Topic: Slowness in converting an array of pairs to a HashMap


Anand Rao Tadipatri (Oct 12 2024 at 09:43):

I have some code for converting an array of pairs into a HashMap that seems unreasonably slow to me. Here is an #mwe:

import Lean

def generateCache {α β} [BEq α] [Hashable α] (results : Array (α × β)) (capacity := 8) : Std.HashMap α (Array β) :=
  results.foldl (init := Std.HashMap.empty (capacity := capacity)) fun map fst, snd 
    match map[fst]? with
    | some arr =>
      let map := map.erase fst
      map.insert fst (arr.push snd)
    | none => map.insert fst #[snd]

def dummyData (n : Nat) : Array (String × String) := Id.run do
  let mut arr := #[]
  for i in [0:n] do
    for j in [0:n] do
      arr := arr.push (s!"Key{i}", s!"Value{j}")
  return arr

-- slower than expected
/-
122511589|Starting ...
122511589|Generated data ...
122516170|Generated cache of size 750 ...
-/
#eval show IO _ from do
  IO.println s!"{← IO.monoMsNow}|Starting ..."
  let data := dummyData 750
  IO.println s!"{← IO.monoMsNow}|Generated data ..."
  let cache := generateCache (capacity := 2048) data
  IO.println s!"{← IO.monoMsNow}|Generated cache of size {cache.size} ..."

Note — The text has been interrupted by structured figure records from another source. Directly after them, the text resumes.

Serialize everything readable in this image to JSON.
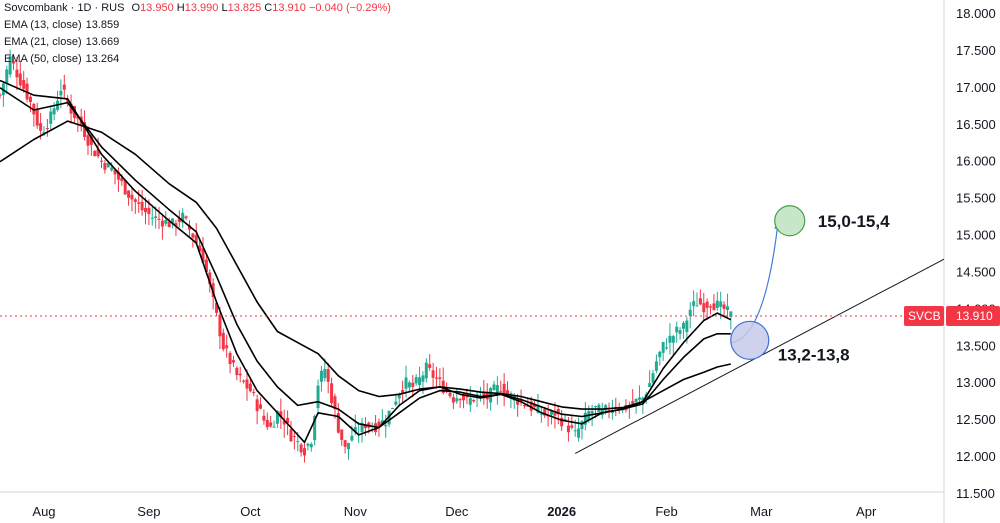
{
  "header": {
    "symbol_line": "Sovcombank · 1D · RUS",
    "ohlc": [
      {
        "key": "O",
        "value": "13.950"
      },
      {
        "key": "H",
        "value": "13.990"
      },
      {
        "key": "L",
        "value": "13.825"
      },
      {
        "key": "C",
        "value": "13.910"
      }
    ],
    "change": "−0.040 (−0.29%)"
  },
  "indicators": [
    {
      "label": "EMA (13, close)",
      "value": "13.859"
    },
    {
      "label": "EMA (21, close)",
      "value": "13.669"
    },
    {
      "label": "EMA (50, close)",
      "value": "13.264"
    }
  ],
  "colors": {
    "up": "#22ab94",
    "down": "#f23645",
    "ema": "#000000",
    "target_fill": "#c8e6c9",
    "target_stroke": "#43a047",
    "support_fill": "#c5cae9",
    "support_stroke": "#3f6fd8",
    "arrow": "#3d7bd9",
    "price_line": "#f23645"
  },
  "chart_data": {
    "type": "candlestick",
    "ticker_tag": "SVCB",
    "last_price": "13.910",
    "last_price_value": 13.91,
    "y_axis": {
      "min": 11.5,
      "max": 18.0,
      "ticks": [
        "11.500",
        "12.000",
        "12.500",
        "13.000",
        "13.500",
        "14.000",
        "14.500",
        "15.000",
        "15.500",
        "16.000",
        "16.500",
        "17.000",
        "17.500",
        "18.000"
      ]
    },
    "x_axis": {
      "ticks": [
        {
          "label": "Aug",
          "day": 13,
          "bold": false
        },
        {
          "label": "Sep",
          "day": 44,
          "bold": false
        },
        {
          "label": "Oct",
          "day": 74,
          "bold": false
        },
        {
          "label": "Nov",
          "day": 105,
          "bold": false
        },
        {
          "label": "Dec",
          "day": 135,
          "bold": false
        },
        {
          "label": "2026",
          "day": 166,
          "bold": true
        },
        {
          "label": "Feb",
          "day": 197,
          "bold": false
        },
        {
          "label": "Mar",
          "day": 225,
          "bold": false
        },
        {
          "label": "Apr",
          "day": 256,
          "bold": false
        }
      ],
      "day_min": 0,
      "day_max": 279
    },
    "close_path": [
      [
        0,
        16.9
      ],
      [
        3,
        17.4
      ],
      [
        6,
        17.1
      ],
      [
        9,
        16.8
      ],
      [
        12,
        16.4
      ],
      [
        15,
        16.6
      ],
      [
        18,
        17.0
      ],
      [
        21,
        16.7
      ],
      [
        24,
        16.5
      ],
      [
        27,
        16.2
      ],
      [
        30,
        16.0
      ],
      [
        33,
        15.9
      ],
      [
        36,
        15.7
      ],
      [
        39,
        15.5
      ],
      [
        42,
        15.35
      ],
      [
        45,
        15.25
      ],
      [
        48,
        15.2
      ],
      [
        51,
        15.15
      ],
      [
        54,
        15.25
      ],
      [
        57,
        15.0
      ],
      [
        60,
        14.7
      ],
      [
        62,
        14.3
      ],
      [
        64,
        13.9
      ],
      [
        66,
        13.5
      ],
      [
        68,
        13.3
      ],
      [
        70,
        13.1
      ],
      [
        72,
        13.0
      ],
      [
        74,
        12.9
      ],
      [
        76,
        12.7
      ],
      [
        78,
        12.5
      ],
      [
        80,
        12.4
      ],
      [
        82,
        12.6
      ],
      [
        84,
        12.5
      ],
      [
        86,
        12.3
      ],
      [
        88,
        12.2
      ],
      [
        90,
        12.1
      ],
      [
        92,
        12.25
      ],
      [
        94,
        13.0
      ],
      [
        96,
        13.2
      ],
      [
        98,
        12.8
      ],
      [
        100,
        12.4
      ],
      [
        102,
        12.1
      ],
      [
        104,
        12.3
      ],
      [
        106,
        12.35
      ],
      [
        108,
        12.45
      ],
      [
        110,
        12.4
      ],
      [
        112,
        12.45
      ],
      [
        114,
        12.5
      ],
      [
        116,
        12.7
      ],
      [
        118,
        12.9
      ],
      [
        120,
        13.0
      ],
      [
        122,
        12.95
      ],
      [
        124,
        13.05
      ],
      [
        126,
        13.2
      ],
      [
        128,
        13.1
      ],
      [
        130,
        13.0
      ],
      [
        132,
        12.9
      ],
      [
        134,
        12.8
      ],
      [
        136,
        12.85
      ],
      [
        138,
        12.75
      ],
      [
        140,
        12.8
      ],
      [
        142,
        12.85
      ],
      [
        144,
        12.8
      ],
      [
        146,
        12.9
      ],
      [
        148,
        12.95
      ],
      [
        150,
        12.85
      ],
      [
        152,
        12.8
      ],
      [
        154,
        12.75
      ],
      [
        156,
        12.7
      ],
      [
        158,
        12.65
      ],
      [
        160,
        12.6
      ],
      [
        162,
        12.55
      ],
      [
        164,
        12.6
      ],
      [
        166,
        12.5
      ],
      [
        168,
        12.4
      ],
      [
        170,
        12.3
      ],
      [
        172,
        12.45
      ],
      [
        174,
        12.6
      ],
      [
        176,
        12.65
      ],
      [
        178,
        12.6
      ],
      [
        180,
        12.65
      ],
      [
        182,
        12.7
      ],
      [
        184,
        12.65
      ],
      [
        186,
        12.7
      ],
      [
        188,
        12.75
      ],
      [
        190,
        12.8
      ],
      [
        192,
        13.0
      ],
      [
        194,
        13.3
      ],
      [
        196,
        13.5
      ],
      [
        198,
        13.6
      ],
      [
        200,
        13.7
      ],
      [
        202,
        13.75
      ],
      [
        204,
        14.0
      ],
      [
        206,
        14.1
      ],
      [
        208,
        14.05
      ],
      [
        210,
        14.1
      ],
      [
        212,
        14.05
      ],
      [
        214,
        14.0
      ],
      [
        216,
        13.91
      ]
    ],
    "ema13": [
      [
        0,
        17.1
      ],
      [
        10,
        16.9
      ],
      [
        20,
        16.85
      ],
      [
        30,
        16.1
      ],
      [
        40,
        15.6
      ],
      [
        50,
        15.2
      ],
      [
        58,
        14.9
      ],
      [
        64,
        14.1
      ],
      [
        70,
        13.4
      ],
      [
        76,
        12.9
      ],
      [
        80,
        12.7
      ],
      [
        86,
        12.4
      ],
      [
        90,
        12.2
      ],
      [
        94,
        12.6
      ],
      [
        100,
        12.55
      ],
      [
        106,
        12.3
      ],
      [
        112,
        12.4
      ],
      [
        118,
        12.7
      ],
      [
        124,
        12.9
      ],
      [
        130,
        12.95
      ],
      [
        136,
        12.85
      ],
      [
        142,
        12.8
      ],
      [
        148,
        12.85
      ],
      [
        154,
        12.75
      ],
      [
        160,
        12.6
      ],
      [
        166,
        12.5
      ],
      [
        172,
        12.45
      ],
      [
        178,
        12.6
      ],
      [
        184,
        12.65
      ],
      [
        190,
        12.75
      ],
      [
        196,
        13.2
      ],
      [
        202,
        13.55
      ],
      [
        208,
        13.85
      ],
      [
        212,
        13.95
      ],
      [
        216,
        13.86
      ]
    ],
    "ema21": [
      [
        0,
        17.0
      ],
      [
        10,
        16.7
      ],
      [
        20,
        16.8
      ],
      [
        30,
        16.2
      ],
      [
        40,
        15.75
      ],
      [
        50,
        15.35
      ],
      [
        58,
        15.05
      ],
      [
        64,
        14.45
      ],
      [
        70,
        13.8
      ],
      [
        76,
        13.3
      ],
      [
        82,
        12.95
      ],
      [
        88,
        12.7
      ],
      [
        94,
        12.75
      ],
      [
        100,
        12.65
      ],
      [
        106,
        12.45
      ],
      [
        112,
        12.4
      ],
      [
        118,
        12.6
      ],
      [
        124,
        12.8
      ],
      [
        130,
        12.9
      ],
      [
        136,
        12.88
      ],
      [
        142,
        12.82
      ],
      [
        148,
        12.85
      ],
      [
        154,
        12.78
      ],
      [
        160,
        12.68
      ],
      [
        166,
        12.58
      ],
      [
        172,
        12.55
      ],
      [
        178,
        12.6
      ],
      [
        184,
        12.65
      ],
      [
        190,
        12.72
      ],
      [
        196,
        13.05
      ],
      [
        202,
        13.35
      ],
      [
        208,
        13.6
      ],
      [
        212,
        13.67
      ],
      [
        216,
        13.67
      ]
    ],
    "ema50": [
      [
        0,
        16.0
      ],
      [
        10,
        16.3
      ],
      [
        20,
        16.55
      ],
      [
        30,
        16.4
      ],
      [
        40,
        16.1
      ],
      [
        50,
        15.7
      ],
      [
        58,
        15.45
      ],
      [
        64,
        15.1
      ],
      [
        70,
        14.6
      ],
      [
        76,
        14.1
      ],
      [
        82,
        13.7
      ],
      [
        88,
        13.55
      ],
      [
        94,
        13.4
      ],
      [
        100,
        13.1
      ],
      [
        106,
        12.9
      ],
      [
        112,
        12.82
      ],
      [
        118,
        12.85
      ],
      [
        124,
        12.92
      ],
      [
        130,
        12.95
      ],
      [
        136,
        12.92
      ],
      [
        142,
        12.88
      ],
      [
        148,
        12.86
      ],
      [
        154,
        12.82
      ],
      [
        160,
        12.75
      ],
      [
        166,
        12.68
      ],
      [
        172,
        12.65
      ],
      [
        178,
        12.65
      ],
      [
        184,
        12.67
      ],
      [
        190,
        12.75
      ],
      [
        196,
        12.9
      ],
      [
        202,
        13.05
      ],
      [
        208,
        13.15
      ],
      [
        212,
        13.22
      ],
      [
        216,
        13.26
      ]
    ],
    "trendline": {
      "from": [
        170,
        12.05
      ],
      "to": [
        279,
        14.68
      ]
    },
    "annotations": [
      {
        "label": "15,0-15,4",
        "day": 234,
        "price": 15.2,
        "kind": "target"
      },
      {
        "label": "13,2-13,8",
        "day": 221,
        "price": 13.5,
        "kind": "support"
      }
    ],
    "arrow": {
      "from": [
        216,
        13.55
      ],
      "ctrl": [
        226,
        13.6
      ],
      "to": [
        230,
        15.2
      ]
    }
  }
}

Is this kind of slowdown to be expected while converting between the datastructures? I'd appreciate any feedback in optimizing this code to reduce its runtime.

Henrik Böving (Oct 12 2024 at 10:01):

There's no need to do map.erase and then map.insert for the same value, only do map.insert

Henrik Böving (Oct 12 2024 at 10:04):

But the operation that you actually want to use here is modify which doesn't exist yet unfortunately

Henrik Böving (Oct 12 2024 at 10:04):

(which is my fault)

Anand Rao Tadipatri (Oct 12 2024 at 11:00):

Okay, thanks for the clarification.


Last updated: May 02 2025 at 03:31 UTC